Municipalities are facing their fourth straight year of local aid cuts from the state. Health insurance costs for cities and towns have risen by 150 percent over the last decade compared with 30 percent for other municipal costs, according to the nonprofit Massachusetts Municipal Association. Not only do the health care benefits of public workers outstrip those of private-sector workers, but the same private employees are losing out when municipal managers are forced to cut back on basic police, fire, and library service to pay for bloated benefits.
State workers receive generous health care benefits that largely aren’t subject to collective bargaining or outside arbitration. And when the state workers’ Group Insurance Commission finds ways to reduce costs, all of the savings accrue to the state. That’s what city managers and taxpayers are asking for at the local level. It’s a reasonable request. Municipal workers deserve coverage that’s no better or worse than their state counterparts enjoy.

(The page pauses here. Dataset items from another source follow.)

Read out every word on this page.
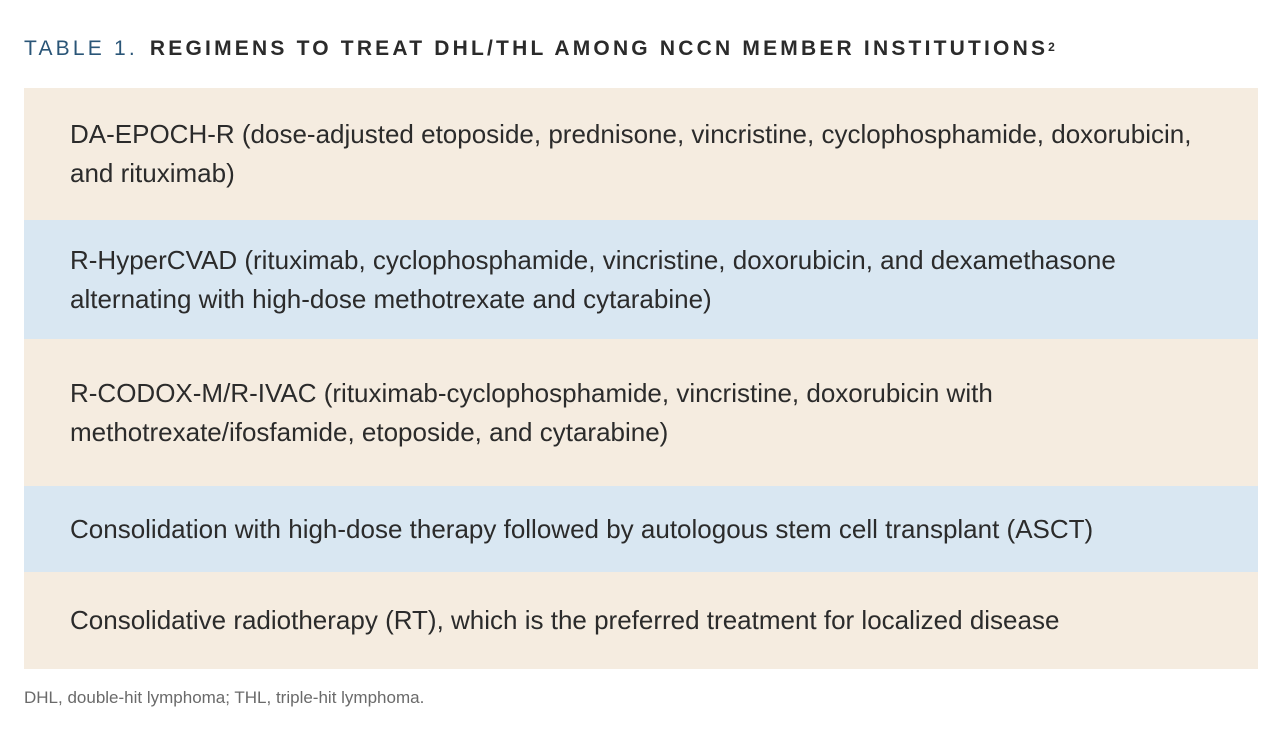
TABLE 1. REGIMENS TO TREAT DHL/THL AMONG NCCN MEMBER INSTITUTIONS$^2$
DA-EPOCH-R (dose-adjusted etoposide, prednisone, vincristine, cyclophosphamide, doxorubicin, and rituximab)
R-HyperCVAD (rituximab, cyclophosphamide, vincristine, doxorubicin, and dexamethasone alternating with high-dose methotrexate and cytarabine)
R-CODOX-M/R-IVAC (rituximab-cyclophosphamide, vincristine, doxorubicin with methotrexate/ifosfamide, etoposide, and cytarabine)
Consolidation with high-dose therapy followed by autologous stem cell transplant (ASCT)
Consolidative radiotherapy (RT), which is the preferred treatment for localized disease
DHL, double-hit lymphoma; THL, triple-hit lymphoma.
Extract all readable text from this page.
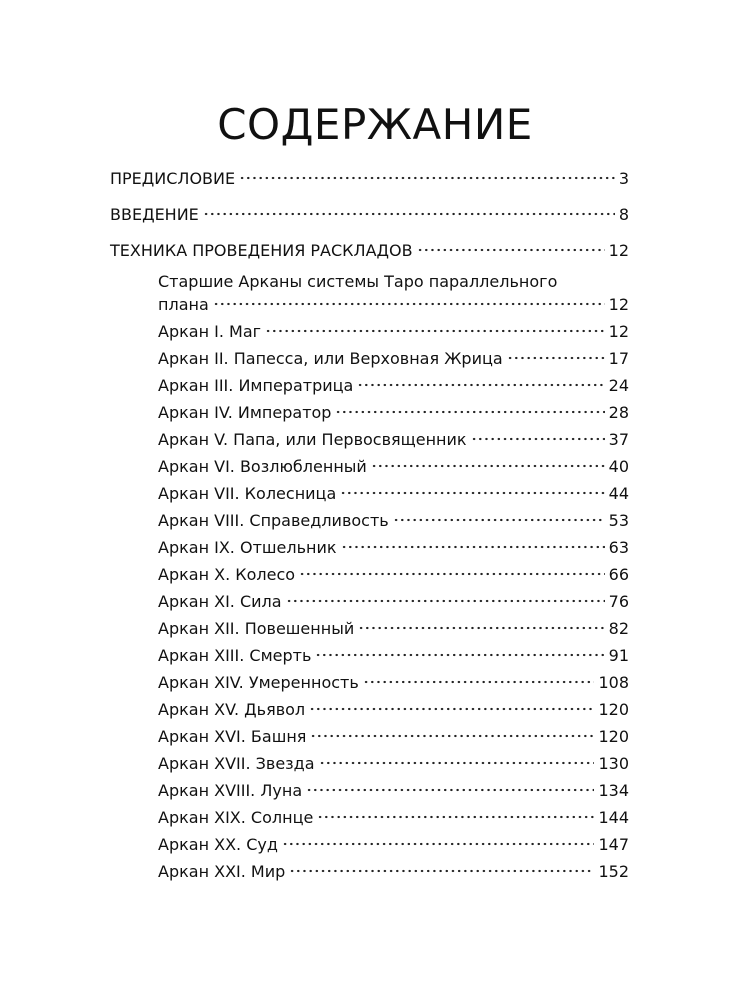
СОДЕРЖАНИЕ
ПРЕДИСЛОВИЕ	3
ВВЕДЕНИЕ	8
ТЕХНИКА ПРОВЕДЕНИЯ РАСКЛАДОВ	12
Старшие Арканы системы Таро параллельного
плана	12
Аркан I. Маг	12
Аркан II. Папесса, или Верховная Жрица	17
Аркан III. Императрица	24
Аркан IV. Император	28
Аркан V. Папа, или Первосвященник	37
Аркан VI. Возлюбленный	40
Аркан VII. Колесница	44
Аркан VIII. Справедливость	53
Аркан IX. Отшельник	63
Аркан X. Колесо	66
Аркан XI. Сила	76
Аркан XII. Повешенный	82
Аркан XIII. Смерть	91
Аркан XIV. Умеренность	108
Аркан XV. Дьявол	120
Аркан XVI. Башня	120
Аркан XVII. Звезда	130
Аркан XVIII. Луна	134
Аркан XIX. Солнце	144
Аркан XX. Суд	147
Аркан XXI. Мир	152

The union proposal would make such savings more difficult. As presently constituted, the Group Insurance Commission does an excellent job of adjusting benefits to save costs without drastic cuts. Adding more union representatives to the board would upset that balance. Meanwhile, introducing binding arbitration into the bargaining process would slow the pace of change. Arbitration awards are often based on past practices and expectations; what’s needed now is a fresh willingness to grapple with fiscal reality.
The unions’ willingness to accept contract changes is a welcome first step. But many more are needed to help cities and towns emerge from the fiscal morass.